Uma rápida lembrança passou por minha mente, um garoto loiro sorrindo para mim. Éramos crianças ainda, deveriamos ter por volta de quatorze ou treze anos, um ano antes de tudo acontecer. Ele estava com um sorvete em sua mão e ria de algo que eu falei, mas logo suas bochechas ficaram um pouco vermelhas, tímido pelas palavras atrevidas que eu provavelmente falei para ele. Tão lindo, um sorriso tão doce, com um olhar tão letal e desconfiado.
— Seria tão fácil amar você— O garoto sorriu com minhas palavras e coçou os cabelos claros, totalmente tímido.
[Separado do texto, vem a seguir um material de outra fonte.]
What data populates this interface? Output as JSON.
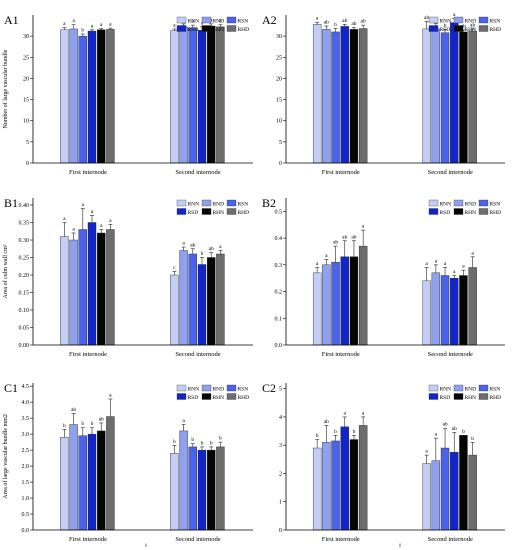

Mas eu voltei ao meu corpo, a minha mente. Eu não estava mais com o garotinho tímido, estava quase socando o rosto de James Hacker, em sua própria casa. Meu rosto ainda estava encostado em seu peito, mas não precisei olhá-lo para saber quem era, seu cheiro me trouxe de volta a realidade, e o carinho um pouco inseguro que ele fazia nas minhas costas também me ajudaram a reconhecer o ambiente.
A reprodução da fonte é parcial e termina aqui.